Ils ont l’air parfaitement innocents, ces « shakes » protéinés « naturels » qui aident à faire gonfler les muscles et fondre la graisse. Jusqu’à ce qu’on se retrouve stérile ou souffrant d’un autre problème de santé. Certains commerces, en effet, ne manquent pas de produits dangereux.

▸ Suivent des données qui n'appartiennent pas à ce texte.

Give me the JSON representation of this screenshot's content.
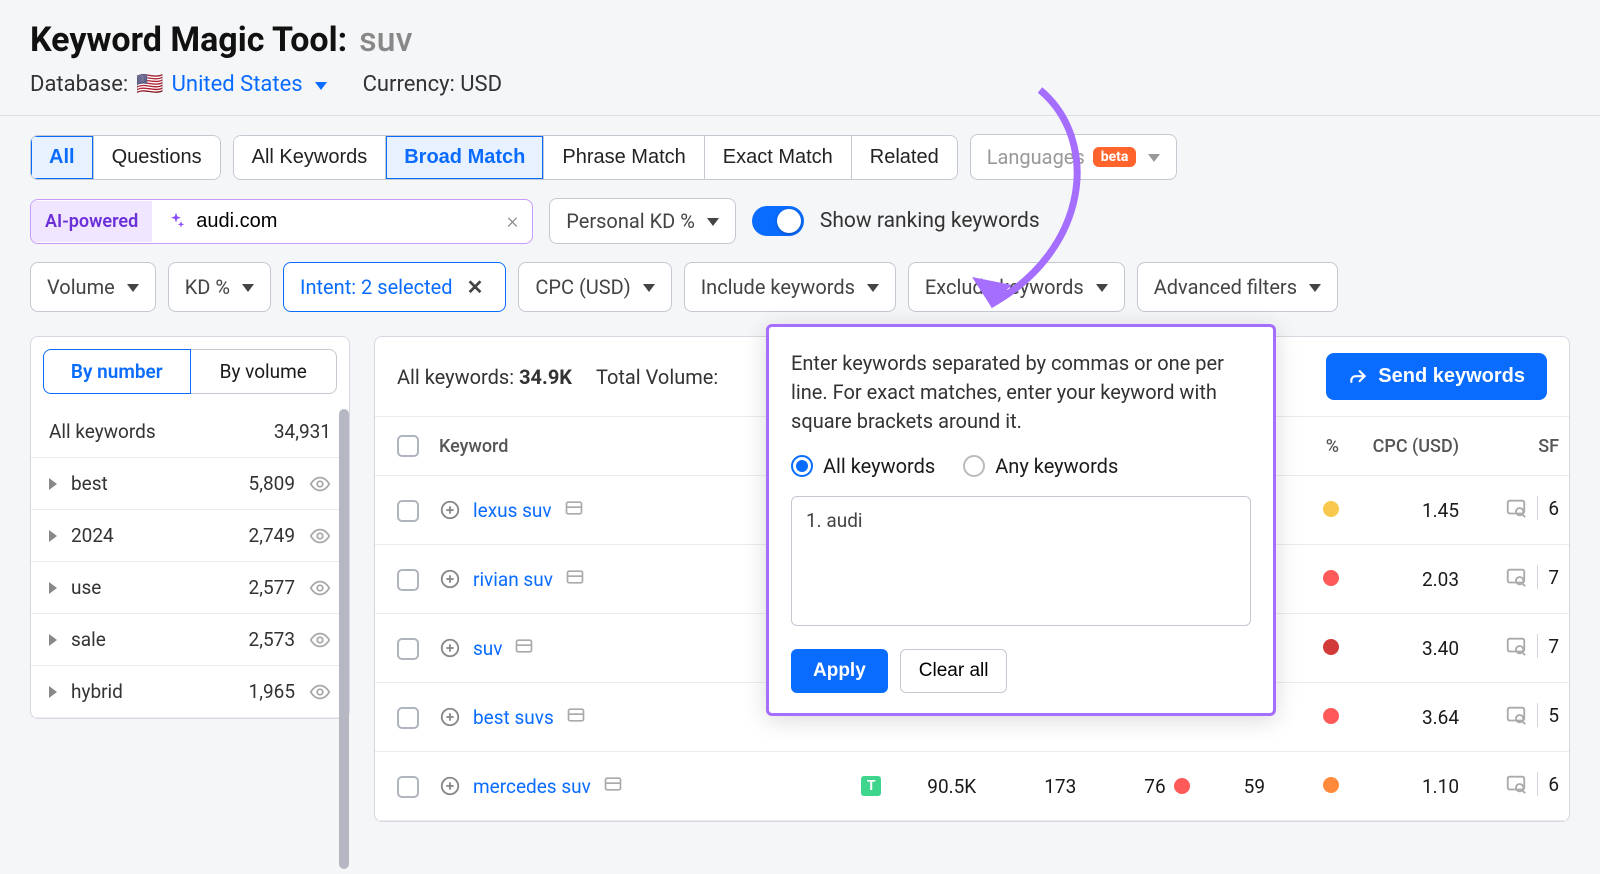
{
  "header": {
    "title": "Keyword Magic Tool:",
    "keyword": "suv",
    "database_label": "Database:",
    "database_value": "United States",
    "flag": "🇺🇸",
    "currency_label": "Currency: USD"
  },
  "tabs_left": {
    "all": "All",
    "questions": "Questions"
  },
  "match_tabs": {
    "all_keywords": "All Keywords",
    "broad": "Broad Match",
    "phrase": "Phrase Match",
    "exact": "Exact Match",
    "related": "Related"
  },
  "lang": {
    "label": "Languages",
    "badge": "beta"
  },
  "ai": {
    "label": "AI-powered",
    "domain": "audi.com"
  },
  "personal_kd": "Personal KD %",
  "ranking_toggle": "Show ranking keywords",
  "filters": {
    "volume": "Volume",
    "kd": "KD %",
    "intent": "Intent: 2 selected",
    "cpc": "CPC (USD)",
    "include": "Include keywords",
    "exclude": "Exclude keywords",
    "advanced": "Advanced filters"
  },
  "sidebar": {
    "tab_number": "By number",
    "tab_volume": "By volume",
    "all_label": "All keywords",
    "all_count": "34,931",
    "items": [
      {
        "label": "best",
        "count": "5,809"
      },
      {
        "label": "2024",
        "count": "2,749"
      },
      {
        "label": "use",
        "count": "2,577"
      },
      {
        "label": "sale",
        "count": "2,573"
      },
      {
        "label": "hybrid",
        "count": "1,965"
      }
    ]
  },
  "stats": {
    "all_label": "All keywords:",
    "all_value": "34.9K",
    "vol_label": "Total Volume:"
  },
  "send_btn": "Send keywords",
  "columns": {
    "keyword": "Keyword",
    "pkd": "%",
    "cpc": "CPC (USD)",
    "sf": "SF"
  },
  "rows": [
    {
      "kw": "lexus suv",
      "cpc": "1.45",
      "sf": "6",
      "dot": "#f8c94e",
      "intent": ""
    },
    {
      "kw": "rivian suv",
      "cpc": "2.03",
      "sf": "7",
      "dot": "#ff5a5a",
      "intent": ""
    },
    {
      "kw": "suv",
      "cpc": "3.40",
      "sf": "7",
      "dot": "#d23a3a",
      "intent": ""
    },
    {
      "kw": "best suvs",
      "cpc": "3.64",
      "sf": "5",
      "dot": "#ff5a5a",
      "intent": ""
    },
    {
      "kw": "mercedes suv",
      "cpc": "1.10",
      "sf": "6",
      "dot": "#ff8a3c",
      "intent": "T",
      "vol": "90.5K",
      "kd": "173",
      "pkd": "76",
      "pct": "59",
      "dot2": "#ff5a5a"
    }
  ],
  "popover": {
    "text": "Enter keywords separated by commas or one per line. For exact matches, enter your keyword with square brackets around it.",
    "radio_all": "All keywords",
    "radio_any": "Any keywords",
    "ta_value": "1. audi",
    "apply": "Apply",
    "clear": "Clear all"
  }
}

« Oui, je me fais vraiment du souci », témoigne le Pr Dirk Vanderschueren, andrologue et endocrinologue à l’UZ Louvain. Année après année, il voit de plus en plus d’hommes affichant des taux extrêmement bas de testostérone dans le sang. « Les taux sont parfois inférieurs à ceux que l’on observe chez les femmes », ajoute-t-il. Les conséquences ne sont pas anodines : troubles sexuels, tensions relationnelles, féminisation du corps avec disparition de la pilosité et développement des seins, ou encore manque général d’énergie, pensées dépressives ou suicidaires et, parfois, crises d’agressivité.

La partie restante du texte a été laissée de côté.